Bernard Kimmel: La bio est issue de positionnements philosophiques et politiques qui vont bien au-delà de simples techniques agronomiques. Il y a le respect de la nature, mais aussi le respect de l’homme, la substitution du principe de concurrence par le principe de collaboration, de collégialité. Ce n’est pas par hasard si la bio a pris son essor à la suite de mai 68 et du mouvement de retour à la terre qui a suivi. Ces préoccupations, alors marginales sont maintenant sur le devant de la scène avec l’impasse écologique et économique. Nous nous considérons comme des formes de laboratoires pour les modèles de demain. La bio en tant que filière économique a déjà montré sa pertinence par son indéniable succès commercial et social.
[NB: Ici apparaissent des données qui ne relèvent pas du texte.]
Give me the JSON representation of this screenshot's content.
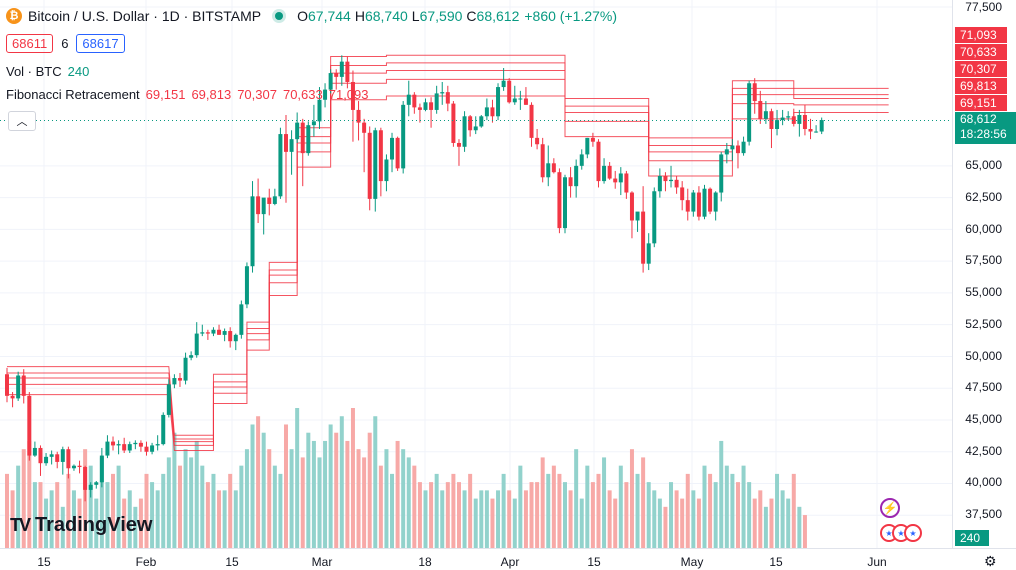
{
  "header": {
    "title": "Bitcoin / U.S. Dollar · 1D · BITSTAMP",
    "ohlc": [
      {
        "k": "O",
        "v": "67,744"
      },
      {
        "k": "H",
        "v": "68,740"
      },
      {
        "k": "L",
        "v": "67,590"
      },
      {
        "k": "C",
        "v": "68,612"
      }
    ],
    "change": "+860 (+1.27%)",
    "sell_price": "68611",
    "spread": "6",
    "buy_price": "68617"
  },
  "indicators": {
    "volume_label": "Vol · BTC",
    "volume_value": "240",
    "fib_label": "Fibonacci Retracement",
    "fib_values": [
      "69,151",
      "69,813",
      "70,307",
      "70,633",
      "71,093"
    ]
  },
  "axis": {
    "y_ticks": [
      "77,500",
      "65,000",
      "62,500",
      "60,000",
      "57,500",
      "55,000",
      "52,500",
      "50,000",
      "47,500",
      "45,000",
      "42,500",
      "40,000",
      "37,500"
    ],
    "x_ticks": [
      "15",
      "Feb",
      "15",
      "Mar",
      "18",
      "Apr",
      "15",
      "May",
      "15",
      "Jun"
    ]
  },
  "price_tag": {
    "price": "68,612",
    "countdown": "18:28:56"
  },
  "fib_tags": [
    "71,093",
    "70,633",
    "70,307",
    "69,813",
    "69,151"
  ],
  "volume_tag": "240",
  "brand": "TradingView",
  "colors": {
    "up": "#089981",
    "down": "#f23645",
    "up_vol": "#92d2cc",
    "down_vol": "#f7a9a7",
    "fib": "#f23645"
  },
  "chart_data": {
    "type": "candlestick",
    "ylim": [
      36500,
      77500
    ],
    "ohlc": [
      [
        48600,
        49100,
        46400,
        46900
      ],
      [
        46900,
        47200,
        46000,
        46700
      ],
      [
        46700,
        48800,
        46500,
        48500
      ],
      [
        48500,
        49000,
        46300,
        46900
      ],
      [
        46900,
        47200,
        41800,
        42200
      ],
      [
        42200,
        43300,
        42100,
        42800
      ],
      [
        42800,
        43000,
        40600,
        41600
      ],
      [
        41600,
        42400,
        41400,
        42100
      ],
      [
        42100,
        42600,
        41500,
        42300
      ],
      [
        42300,
        42500,
        41200,
        41700
      ],
      [
        41700,
        42900,
        40700,
        42700
      ],
      [
        42700,
        42900,
        40400,
        41200
      ],
      [
        41200,
        41500,
        41000,
        41400
      ],
      [
        41400,
        41800,
        40800,
        41300
      ],
      [
        41300,
        41400,
        38600,
        39500
      ],
      [
        39500,
        40100,
        38900,
        39900
      ],
      [
        39900,
        40200,
        39600,
        40100
      ],
      [
        40100,
        42800,
        39700,
        42200
      ],
      [
        42200,
        43800,
        42000,
        43300
      ],
      [
        43300,
        43700,
        42600,
        43000
      ],
      [
        43000,
        43400,
        42300,
        43100
      ],
      [
        43100,
        43600,
        42400,
        42600
      ],
      [
        42600,
        43300,
        42400,
        43100
      ],
      [
        43100,
        43400,
        42700,
        43200
      ],
      [
        43200,
        43400,
        42500,
        42900
      ],
      [
        42900,
        43300,
        42200,
        42500
      ],
      [
        42500,
        43200,
        42300,
        43000
      ],
      [
        43000,
        43800,
        42600,
        43100
      ],
      [
        43100,
        45600,
        43000,
        45400
      ],
      [
        45400,
        48200,
        45200,
        47800
      ],
      [
        47800,
        48600,
        47500,
        48300
      ],
      [
        48300,
        48700,
        47600,
        48100
      ],
      [
        48100,
        50300,
        47800,
        49900
      ],
      [
        49900,
        50400,
        49700,
        50100
      ],
      [
        50100,
        52700,
        49900,
        51800
      ],
      [
        51800,
        52500,
        51600,
        51900
      ],
      [
        51900,
        52100,
        51300,
        51800
      ],
      [
        51800,
        52300,
        51600,
        52100
      ],
      [
        52100,
        52500,
        51700,
        51700
      ],
      [
        51700,
        52200,
        51200,
        52000
      ],
      [
        52000,
        52300,
        50700,
        51200
      ],
      [
        51200,
        51800,
        50500,
        51700
      ],
      [
        51700,
        54400,
        51400,
        54100
      ],
      [
        54100,
        57400,
        53800,
        57100
      ],
      [
        57100,
        63800,
        56600,
        62600
      ],
      [
        62600,
        64000,
        60500,
        61200
      ],
      [
        61200,
        62400,
        59600,
        62500
      ],
      [
        62500,
        63200,
        61100,
        62000
      ],
      [
        62000,
        63200,
        61900,
        62600
      ],
      [
        62600,
        68000,
        62400,
        67500
      ],
      [
        67500,
        69000,
        62100,
        66100
      ],
      [
        66100,
        67800,
        64300,
        67100
      ],
      [
        67100,
        69200,
        66800,
        68400
      ],
      [
        68400,
        68700,
        63400,
        66000
      ],
      [
        66000,
        68500,
        65800,
        68200
      ],
      [
        68200,
        69800,
        67300,
        68500
      ],
      [
        68500,
        71200,
        67900,
        70200
      ],
      [
        70200,
        71500,
        69600,
        71000
      ],
      [
        71000,
        72600,
        70700,
        72300
      ],
      [
        72300,
        72600,
        71000,
        72000
      ],
      [
        72000,
        73700,
        71300,
        73200
      ],
      [
        73200,
        73600,
        71100,
        71600
      ],
      [
        71600,
        72500,
        66900,
        69400
      ],
      [
        69400,
        70100,
        67000,
        68400
      ],
      [
        68400,
        68700,
        64500,
        67600
      ],
      [
        67600,
        68100,
        61500,
        62400
      ],
      [
        62400,
        68000,
        61400,
        67800
      ],
      [
        67800,
        68000,
        62600,
        63800
      ],
      [
        63800,
        65900,
        63000,
        65500
      ],
      [
        65500,
        67600,
        64500,
        67200
      ],
      [
        67200,
        67300,
        64600,
        64800
      ],
      [
        64800,
        70100,
        64400,
        69800
      ],
      [
        69800,
        71700,
        68900,
        70600
      ],
      [
        70600,
        70800,
        69100,
        69600
      ],
      [
        69600,
        69900,
        68400,
        69400
      ],
      [
        69400,
        70300,
        69300,
        70000
      ],
      [
        70000,
        70400,
        68000,
        69400
      ],
      [
        69400,
        71300,
        69100,
        70700
      ],
      [
        70700,
        71600,
        69800,
        70800
      ],
      [
        70800,
        71300,
        69300,
        69900
      ],
      [
        69900,
        70100,
        66500,
        66800
      ],
      [
        66800,
        67100,
        65000,
        66500
      ],
      [
        66500,
        69300,
        66100,
        68900
      ],
      [
        68900,
        69000,
        67300,
        67800
      ],
      [
        67800,
        68900,
        67500,
        68100
      ],
      [
        68100,
        69000,
        68000,
        68900
      ],
      [
        68900,
        70300,
        68600,
        69600
      ],
      [
        69600,
        70200,
        68400,
        68900
      ],
      [
        68900,
        71500,
        68600,
        71200
      ],
      [
        71200,
        72700,
        70900,
        71700
      ],
      [
        71700,
        71900,
        69900,
        70000
      ],
      [
        70000,
        71300,
        69800,
        70300
      ],
      [
        70300,
        70900,
        69400,
        70300
      ],
      [
        70300,
        71200,
        69800,
        69800
      ],
      [
        69800,
        70000,
        66500,
        67200
      ],
      [
        67200,
        67900,
        66300,
        66700
      ],
      [
        66700,
        67200,
        63700,
        64100
      ],
      [
        64100,
        66600,
        63400,
        65200
      ],
      [
        65200,
        65600,
        64400,
        64500
      ],
      [
        64500,
        64800,
        59700,
        60100
      ],
      [
        60100,
        64300,
        59700,
        64100
      ],
      [
        64100,
        64900,
        62500,
        63400
      ],
      [
        63400,
        65500,
        62500,
        65000
      ],
      [
        65000,
        66300,
        64700,
        65900
      ],
      [
        65900,
        67200,
        65600,
        67200
      ],
      [
        67200,
        67600,
        66500,
        66900
      ],
      [
        66900,
        67100,
        63300,
        63800
      ],
      [
        63800,
        65600,
        63600,
        65000
      ],
      [
        65000,
        65300,
        63900,
        64000
      ],
      [
        64000,
        64600,
        63200,
        63700
      ],
      [
        63700,
        64900,
        62700,
        64400
      ],
      [
        64400,
        64600,
        62400,
        62900
      ],
      [
        62900,
        63000,
        59300,
        60700
      ],
      [
        60700,
        61300,
        59800,
        61400
      ],
      [
        61400,
        63400,
        56600,
        57300
      ],
      [
        57300,
        59700,
        56800,
        58900
      ],
      [
        58900,
        63300,
        58600,
        63000
      ],
      [
        63000,
        64800,
        62500,
        64200
      ],
      [
        64200,
        64500,
        63000,
        63800
      ],
      [
        63800,
        65000,
        63300,
        63900
      ],
      [
        63900,
        64200,
        62800,
        63300
      ],
      [
        63300,
        63800,
        61500,
        62300
      ],
      [
        62300,
        63200,
        60700,
        61400
      ],
      [
        61400,
        63100,
        61000,
        62900
      ],
      [
        62900,
        63400,
        60700,
        61000
      ],
      [
        61000,
        63500,
        60800,
        63200
      ],
      [
        63200,
        63300,
        61200,
        61400
      ],
      [
        61400,
        63000,
        60700,
        62900
      ],
      [
        62900,
        66100,
        62200,
        65900
      ],
      [
        65900,
        66800,
        65200,
        66300
      ],
      [
        66300,
        67100,
        65400,
        66600
      ],
      [
        66600,
        67000,
        64800,
        66000
      ],
      [
        66000,
        67300,
        65800,
        66900
      ],
      [
        66900,
        71700,
        66600,
        71500
      ],
      [
        71500,
        71900,
        69100,
        70100
      ],
      [
        70100,
        70900,
        68300,
        68700
      ],
      [
        68700,
        70100,
        68300,
        69300
      ],
      [
        69300,
        69500,
        66400,
        67900
      ],
      [
        67900,
        69400,
        67400,
        68600
      ],
      [
        68600,
        69400,
        68200,
        68800
      ],
      [
        68800,
        69300,
        68600,
        68900
      ],
      [
        68900,
        69500,
        68100,
        68300
      ],
      [
        68300,
        69400,
        67300,
        69000
      ],
      [
        69000,
        69800,
        67400,
        67900
      ],
      [
        67900,
        68700,
        67100,
        67700
      ],
      [
        67700,
        68200,
        67600,
        67700
      ],
      [
        67700,
        68800,
        67500,
        68600
      ]
    ],
    "volume": [
      9,
      7,
      10,
      12,
      13,
      8,
      8,
      6,
      7,
      8,
      5,
      9,
      7,
      6,
      12,
      10,
      6,
      11,
      8,
      9,
      10,
      6,
      7,
      5,
      6,
      9,
      8,
      7,
      9,
      11,
      14,
      10,
      12,
      11,
      13,
      10,
      8,
      9,
      7,
      7,
      9,
      7,
      10,
      12,
      15,
      16,
      14,
      12,
      10,
      9,
      15,
      12,
      17,
      11,
      14,
      13,
      11,
      13,
      15,
      14,
      16,
      13,
      17,
      12,
      11,
      14,
      16,
      10,
      12,
      9,
      13,
      12,
      11,
      10,
      8,
      7,
      8,
      9,
      7,
      8,
      9,
      8,
      7,
      9,
      6,
      7,
      7,
      6,
      7,
      9,
      7,
      6,
      10,
      7,
      8,
      8,
      11,
      9,
      10,
      9,
      8,
      7,
      12,
      6,
      10,
      8,
      9,
      11,
      7,
      6,
      10,
      8,
      12,
      9,
      11,
      8,
      7,
      6,
      5,
      8,
      7,
      6,
      9,
      7,
      6,
      10,
      9,
      8,
      13,
      10,
      9,
      8,
      10,
      8,
      6,
      7,
      5,
      6,
      9,
      7,
      6,
      9,
      5,
      4
    ],
    "fib_bands": [
      [
        0,
        29,
        [
          49200,
          48700,
          48300,
          47800,
          47000
        ]
      ],
      [
        30,
        37,
        [
          43800,
          43500,
          43300,
          43000,
          42600
        ]
      ],
      [
        37,
        43,
        [
          48600,
          48000,
          47600,
          47100,
          46300
        ]
      ],
      [
        43,
        47,
        [
          52700,
          52200,
          51800,
          51300,
          50500
        ]
      ],
      [
        47,
        52,
        [
          57400,
          56800,
          56400,
          55800,
          54800
        ]
      ],
      [
        52,
        58,
        [
          68000,
          67300,
          66800,
          66100,
          64900
        ]
      ],
      [
        58,
        68,
        [
          73600,
          72900,
          72300,
          71500,
          70200
        ]
      ],
      [
        68,
        100,
        [
          73700,
          73100,
          72500,
          71800,
          70500
        ]
      ],
      [
        100,
        115,
        [
          70300,
          69700,
          69200,
          68500,
          67300
        ]
      ],
      [
        115,
        130,
        [
          67200,
          66600,
          66100,
          65400,
          64200
        ]
      ],
      [
        130,
        141,
        [
          71700,
          71100,
          70600,
          69900,
          68700
        ]
      ],
      [
        141,
        158,
        [
          71100,
          70600,
          70300,
          69800,
          69200
        ]
      ]
    ]
  }
}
Natexbio : Le salon Natexpo où vous étiez exposant vient de s’achever. Quel bilan tirez-vous de cette édition 2015 ?
Bernard Kimmel: C’est une très bonne « cuvée ». Il faut dire que la bio est sur un petit nuage avec des croissances à 2 chiffres qui se suivent, année après année. On peut dire aussi que la plupart des acteurs trouvent leur place en dépit des annonces alarmistes de mouvements de concentration qui ramèneraient la bio à la fameuse loi de la jungle. On entend cela depuis plus de vingt ans, mais grâce peut-être à l’esprit de partenariat très présent dans la bio, on peut constater une grande stabilité des acteurs, malgré l’arrivée de nouveaux très dynamiques
Natexbio : Les professionnels des produits biologiques et éco-responsables sont aussi des ambassadeurs du bien-être. Quelle est la formule gagnante de votre hygiène de vie ? Avez-vous un conseil à donner à nos lecteurs ?
Bernard Kimmel: Notre corps est en interaction constante avec notre environnement, à commencer par notre alimentation quotidienne qui nous fait ingérer, c’est à dire intégrer à notre propre corps des parties de la nature. Nous savons de plus en plus comment nous mettre en harmonie avec la nature et faire de notre corps un « outil » pour notre propre réalisation. Il s’agit d’abord d’être à l’écoute de notre organisme, d’être à l’écoute aussi des expériences de plus en plus abouties sur la diététique et l’hygiène de vie dont nous pouvons profiter grâce aux gigantesques progrès de la communication et de ne pas hésiter à soi-même être en recherche pour trouver son équilibre.